Summary
In contrast to the concluding couplet in the previous sonnet, in which the poet questions the young man’s moral character, now the poet surmises that the youth may be inconstant without knowing it. In this startling reversal, the poet acknowledges the essentially good nature of the youth, who is too beautiful to harbor evil impulses: “For there can live no hatred in thine eye.” However, in the first quatrain, the poet asserts the strong possibility that he is being duped; no matter, he reasons, for the young man’s beauty is more important than his moral character — a shallow and narcissistic assertion that the poet criticized the youth for believing in earlier sonnets.
All pretense is abandoned, and the poet accepts a certain amount of falseness in the relationship, living as the unsuspecting — yet knowing — victim of the youth’s deceit.

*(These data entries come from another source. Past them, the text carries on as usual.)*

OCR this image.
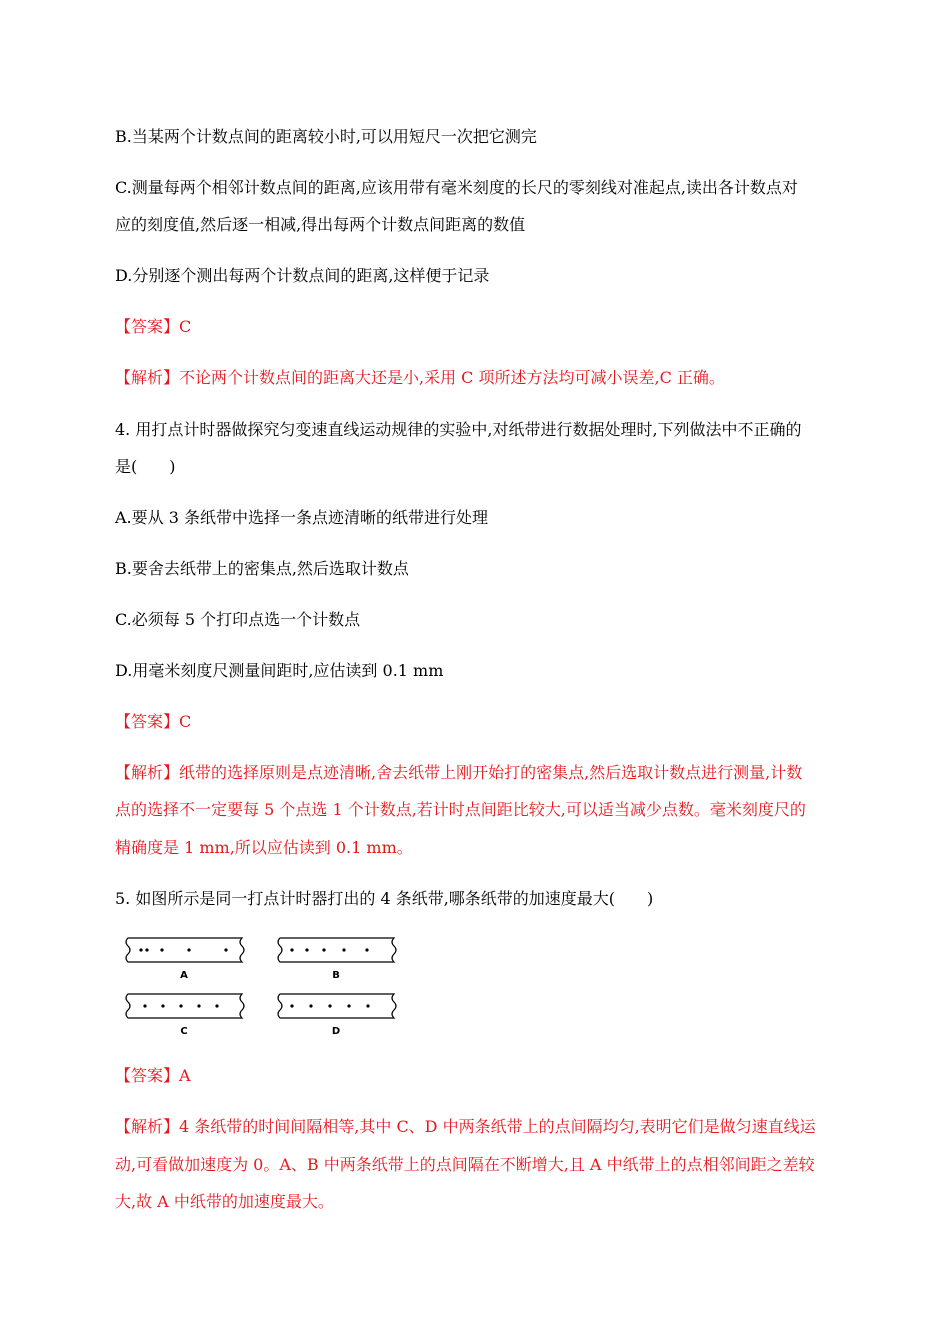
B.当某两个计数点间的距离较小时,可以用短尺一次把它测完
C.测量每两个相邻计数点间的距离,应该用带有毫米刻度的长尺的零刻线对准起点,读出各计数点对
应的刻度值,然后逐一相减,得出每两个计数点间距离的数值
D.分别逐个测出每两个计数点间的距离,这样便于记录
【答案】C
【解析】不论两个计数点间的距离大还是小,采用 C 项所述方法均可减小误差,C 正确。
4. 用打点计时器做探究匀变速直线运动规律的实验中,对纸带进行数据处理时,下列做法中不正确的
是(　　)
A.要从 3 条纸带中选择一条点迹清晰的纸带进行处理
B.要舍去纸带上的密集点,然后选取计数点
C.必须每 5 个打印点选一个计数点
D.用毫米刻度尺测量间距时,应估读到 0.1 mm
【答案】C
【解析】纸带的选择原则是点迹清晰,舍去纸带上刚开始打的密集点,然后选取计数点进行测量,计数
点的选择不一定要每 5 个点选 1 个计数点,若计时点间距比较大,可以适当减少点数。毫米刻度尺的
精确度是 1 mm,所以应估读到 0.1 mm。
5. 如图所示是同一打点计时器打出的 4 条纸带,哪条纸带的加速度最大(　　)
A	B
C	D
【答案】A
【解析】4 条纸带的时间间隔相等,其中 C、D 中两条纸带上的点间隔均匀,表明它们是做匀速直线运
动,可看做加速度为 0。A、B 中两条纸带上的点间隔在不断增大,且 A 中纸带上的点相邻间距之差较
大,故 A 中纸带的加速度最大。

Because this hypocrisy affects only the youth’s moral character but not his beauty, the poet will love him “Whate’er thy thoughts or thy heart’s workings be.” He acknowledges the risk he is taking in continuing to love the youth’s appearance without being certain just how virtuous the young man is: “How like Eve’s apple doth thy beauty grow / If thy sweet virtue answer not thy show!” Here, the poet is likening the young man to Eve’s apple — a symbol of outward perfection but internal vice: The young man has a beautiful appearance, but he may be morally worm-eaten with vice.